One of her neighbors, Mrs. Arnold, portrays a typical elderly person who is lonely. Her house
has a dark setting. A pale orange lighting was used inside. She tries to make up for her loneliness
by feeding her neighbor's cat and keeping it attached to her and making her come to her house
every day. She shows that her going up to the rooftop on a rainy night and dancing in that storm
isn't heartwarming at all. I attribute the reason for these strange acts that loneliness is starting to
drive her crazy. When we see the spider, contrary to what I predicted, Mara and Lisa put it on the
wall of the house instead of killing it. The creature is a silent side character. A disarmingly large
arachnid that would probably freak out most humans but is treated here as harmless.
Using close-up shots, shooting key items from events that take place in a certain minute range,
such as spiders, cigarettes, utility knives, used band-aids, sponges, broken glass vases, a sweater
with wine spilled on, a dead fly, a flowerpot, added a different atmosphere to the film and was a
detail that I really liked. Although there are some minor events, they are not especially shown to
the audience and while the characters react, we must imagine that moment. This was one of the
film techniques that I found odd but intrigued. We, though rarely, hear piano notes in the
background during conversations. When the speech is tense, the melody of these piano sounds is
distorted and creates an uncomfortable atmosphere for the audience. I think that the expressions
of the characters have a positive effect on us.
Despite the movie's stability, it strains us with passive-aggressive events and the director mostly
uses breaking of furniture while doing this.

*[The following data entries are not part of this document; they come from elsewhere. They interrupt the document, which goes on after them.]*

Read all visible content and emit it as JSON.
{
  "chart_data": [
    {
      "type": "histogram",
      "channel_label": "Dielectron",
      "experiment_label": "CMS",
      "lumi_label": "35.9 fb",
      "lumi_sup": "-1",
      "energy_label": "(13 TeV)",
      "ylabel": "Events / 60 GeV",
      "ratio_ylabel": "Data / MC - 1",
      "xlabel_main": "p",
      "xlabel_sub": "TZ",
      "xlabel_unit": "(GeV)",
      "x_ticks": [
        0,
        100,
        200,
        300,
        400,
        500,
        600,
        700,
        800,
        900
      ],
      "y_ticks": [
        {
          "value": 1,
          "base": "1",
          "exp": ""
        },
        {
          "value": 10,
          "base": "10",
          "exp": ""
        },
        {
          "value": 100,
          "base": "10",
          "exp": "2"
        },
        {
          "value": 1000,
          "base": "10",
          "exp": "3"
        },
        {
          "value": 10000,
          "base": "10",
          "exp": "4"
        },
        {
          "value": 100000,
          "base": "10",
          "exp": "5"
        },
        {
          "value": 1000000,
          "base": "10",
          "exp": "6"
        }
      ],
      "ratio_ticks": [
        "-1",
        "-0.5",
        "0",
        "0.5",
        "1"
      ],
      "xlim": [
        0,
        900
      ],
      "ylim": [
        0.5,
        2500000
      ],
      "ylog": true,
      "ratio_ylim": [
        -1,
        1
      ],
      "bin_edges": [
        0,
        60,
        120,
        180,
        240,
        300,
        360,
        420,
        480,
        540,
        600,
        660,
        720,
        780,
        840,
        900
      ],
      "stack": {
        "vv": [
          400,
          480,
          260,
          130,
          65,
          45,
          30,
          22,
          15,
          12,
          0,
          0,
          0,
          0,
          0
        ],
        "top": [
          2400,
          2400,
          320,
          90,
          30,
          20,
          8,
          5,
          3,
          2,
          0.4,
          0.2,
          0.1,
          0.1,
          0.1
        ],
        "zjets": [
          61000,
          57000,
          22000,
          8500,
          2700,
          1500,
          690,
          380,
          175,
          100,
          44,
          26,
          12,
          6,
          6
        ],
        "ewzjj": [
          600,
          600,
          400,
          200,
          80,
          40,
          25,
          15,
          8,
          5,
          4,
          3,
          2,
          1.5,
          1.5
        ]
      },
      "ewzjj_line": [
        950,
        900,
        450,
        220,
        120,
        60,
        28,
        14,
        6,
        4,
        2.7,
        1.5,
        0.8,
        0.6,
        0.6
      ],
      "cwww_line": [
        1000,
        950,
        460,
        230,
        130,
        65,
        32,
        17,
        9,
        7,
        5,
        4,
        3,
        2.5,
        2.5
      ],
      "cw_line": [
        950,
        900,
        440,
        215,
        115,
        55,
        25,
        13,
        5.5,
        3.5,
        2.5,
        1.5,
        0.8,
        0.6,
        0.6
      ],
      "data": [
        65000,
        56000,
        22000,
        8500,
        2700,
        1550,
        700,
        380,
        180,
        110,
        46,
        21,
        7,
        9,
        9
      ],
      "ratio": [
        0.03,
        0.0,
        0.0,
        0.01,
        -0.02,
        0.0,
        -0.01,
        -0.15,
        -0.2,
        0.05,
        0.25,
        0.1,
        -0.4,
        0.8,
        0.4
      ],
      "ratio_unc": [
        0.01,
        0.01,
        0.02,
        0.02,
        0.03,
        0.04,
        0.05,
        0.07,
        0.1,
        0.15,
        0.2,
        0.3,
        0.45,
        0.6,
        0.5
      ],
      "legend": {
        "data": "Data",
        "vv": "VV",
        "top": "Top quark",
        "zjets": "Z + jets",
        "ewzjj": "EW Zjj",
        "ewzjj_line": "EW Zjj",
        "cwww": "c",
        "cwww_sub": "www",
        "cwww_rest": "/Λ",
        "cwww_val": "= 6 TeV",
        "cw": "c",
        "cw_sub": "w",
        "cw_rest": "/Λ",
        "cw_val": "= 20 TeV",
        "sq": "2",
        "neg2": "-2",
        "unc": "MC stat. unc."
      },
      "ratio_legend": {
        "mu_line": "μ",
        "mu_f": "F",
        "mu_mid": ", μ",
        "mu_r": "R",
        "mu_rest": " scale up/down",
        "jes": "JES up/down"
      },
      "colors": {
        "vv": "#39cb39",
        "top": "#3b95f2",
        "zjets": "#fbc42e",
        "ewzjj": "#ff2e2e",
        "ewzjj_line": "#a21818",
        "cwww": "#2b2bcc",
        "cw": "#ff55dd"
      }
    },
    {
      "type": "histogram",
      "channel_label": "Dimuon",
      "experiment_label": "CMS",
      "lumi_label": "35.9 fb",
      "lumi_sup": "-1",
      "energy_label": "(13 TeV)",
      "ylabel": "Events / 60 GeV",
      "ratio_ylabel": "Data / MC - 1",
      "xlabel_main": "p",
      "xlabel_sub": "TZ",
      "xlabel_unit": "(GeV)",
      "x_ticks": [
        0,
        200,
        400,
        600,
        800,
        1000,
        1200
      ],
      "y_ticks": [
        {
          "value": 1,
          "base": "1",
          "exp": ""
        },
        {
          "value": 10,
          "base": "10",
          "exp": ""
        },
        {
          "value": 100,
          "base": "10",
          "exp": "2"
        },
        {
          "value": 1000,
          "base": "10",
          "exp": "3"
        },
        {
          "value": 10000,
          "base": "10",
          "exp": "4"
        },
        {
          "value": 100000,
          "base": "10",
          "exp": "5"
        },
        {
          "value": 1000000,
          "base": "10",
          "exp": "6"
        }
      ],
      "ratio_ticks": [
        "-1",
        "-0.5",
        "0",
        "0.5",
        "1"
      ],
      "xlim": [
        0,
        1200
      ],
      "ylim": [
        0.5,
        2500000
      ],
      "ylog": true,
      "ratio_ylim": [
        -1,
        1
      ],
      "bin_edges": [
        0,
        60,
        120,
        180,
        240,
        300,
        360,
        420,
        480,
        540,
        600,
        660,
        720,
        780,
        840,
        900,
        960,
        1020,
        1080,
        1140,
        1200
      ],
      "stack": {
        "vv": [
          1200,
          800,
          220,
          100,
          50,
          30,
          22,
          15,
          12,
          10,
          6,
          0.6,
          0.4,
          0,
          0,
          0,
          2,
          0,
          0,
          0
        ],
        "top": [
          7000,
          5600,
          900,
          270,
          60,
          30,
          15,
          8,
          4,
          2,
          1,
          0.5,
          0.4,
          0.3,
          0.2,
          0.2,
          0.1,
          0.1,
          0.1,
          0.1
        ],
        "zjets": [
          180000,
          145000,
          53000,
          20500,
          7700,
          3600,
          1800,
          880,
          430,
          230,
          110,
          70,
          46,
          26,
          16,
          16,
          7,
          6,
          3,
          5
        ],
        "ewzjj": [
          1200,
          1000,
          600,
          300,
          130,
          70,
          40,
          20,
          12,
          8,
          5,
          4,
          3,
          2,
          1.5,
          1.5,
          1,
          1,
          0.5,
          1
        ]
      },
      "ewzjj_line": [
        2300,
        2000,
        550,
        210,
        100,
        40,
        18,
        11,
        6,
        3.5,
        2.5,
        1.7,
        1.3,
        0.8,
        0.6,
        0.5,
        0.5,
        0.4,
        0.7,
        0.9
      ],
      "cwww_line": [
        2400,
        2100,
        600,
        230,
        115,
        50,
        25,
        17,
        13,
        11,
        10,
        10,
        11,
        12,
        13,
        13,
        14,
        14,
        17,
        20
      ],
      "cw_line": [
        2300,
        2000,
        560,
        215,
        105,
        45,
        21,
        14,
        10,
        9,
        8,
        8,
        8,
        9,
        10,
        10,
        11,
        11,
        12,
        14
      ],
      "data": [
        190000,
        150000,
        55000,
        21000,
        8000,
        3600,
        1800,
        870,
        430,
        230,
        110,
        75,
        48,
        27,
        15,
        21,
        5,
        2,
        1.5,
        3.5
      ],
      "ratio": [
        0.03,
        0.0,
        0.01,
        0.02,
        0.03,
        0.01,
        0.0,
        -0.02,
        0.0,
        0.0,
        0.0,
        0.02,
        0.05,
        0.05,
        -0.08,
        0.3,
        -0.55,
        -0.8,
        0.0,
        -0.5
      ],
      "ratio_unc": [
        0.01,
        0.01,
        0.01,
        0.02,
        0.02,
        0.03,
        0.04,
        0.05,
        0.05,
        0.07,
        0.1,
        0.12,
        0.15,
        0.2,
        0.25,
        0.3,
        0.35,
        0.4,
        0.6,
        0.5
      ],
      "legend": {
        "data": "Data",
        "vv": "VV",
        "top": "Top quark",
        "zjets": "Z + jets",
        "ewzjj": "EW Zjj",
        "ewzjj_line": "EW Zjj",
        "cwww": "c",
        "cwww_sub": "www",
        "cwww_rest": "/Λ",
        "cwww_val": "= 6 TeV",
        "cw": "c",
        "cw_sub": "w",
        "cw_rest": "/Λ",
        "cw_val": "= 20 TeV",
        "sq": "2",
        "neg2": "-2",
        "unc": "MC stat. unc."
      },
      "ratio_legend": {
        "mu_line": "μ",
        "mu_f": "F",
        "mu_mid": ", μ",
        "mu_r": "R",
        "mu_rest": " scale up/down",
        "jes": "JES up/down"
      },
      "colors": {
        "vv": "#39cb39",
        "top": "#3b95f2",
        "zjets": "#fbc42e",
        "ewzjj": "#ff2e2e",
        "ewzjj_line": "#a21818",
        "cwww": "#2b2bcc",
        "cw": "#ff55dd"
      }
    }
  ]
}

In the final moments of the movie, Mara tells Lisa about the spider in her room when she was
little. Her mother did nothing and after a while the spider disappeared. At this time, the vibrant
palette used begins to fade and eventually turns into a gray gloomy atmosphere. This was
intended to be brought into our eyes because only in a few seconds this progression in
videography takes place. In the continuation of the story, after a while, the web remaining from
the spider disappeared. Her telling the story is cut off here and Lisa is forced to leave. I think the
reason for this sudden color change is Mara's attachment to Lisa and equating her with the
spider. Because the person who leaves the house and disappears is Lisa and she thinks that Mara
will leave her permanently, just like the spider, and she is afraid that one day, just like the
spider's web, her memories will disappear.
A one-time long shot is used only at the end of the movie. During the film, only medium shot
and close up shot techniques were used. And the film closes with the fading shot technique.
The audience may find it appealing or frustrating as so much of "The Girl and the Spider" is left
up for interpretation. So little seems private between these people, which makes the act of spying
on them doubly fascinating, for we’re privy to details no one else notices, ‘’like a spider’’
camped out in the corner of the room.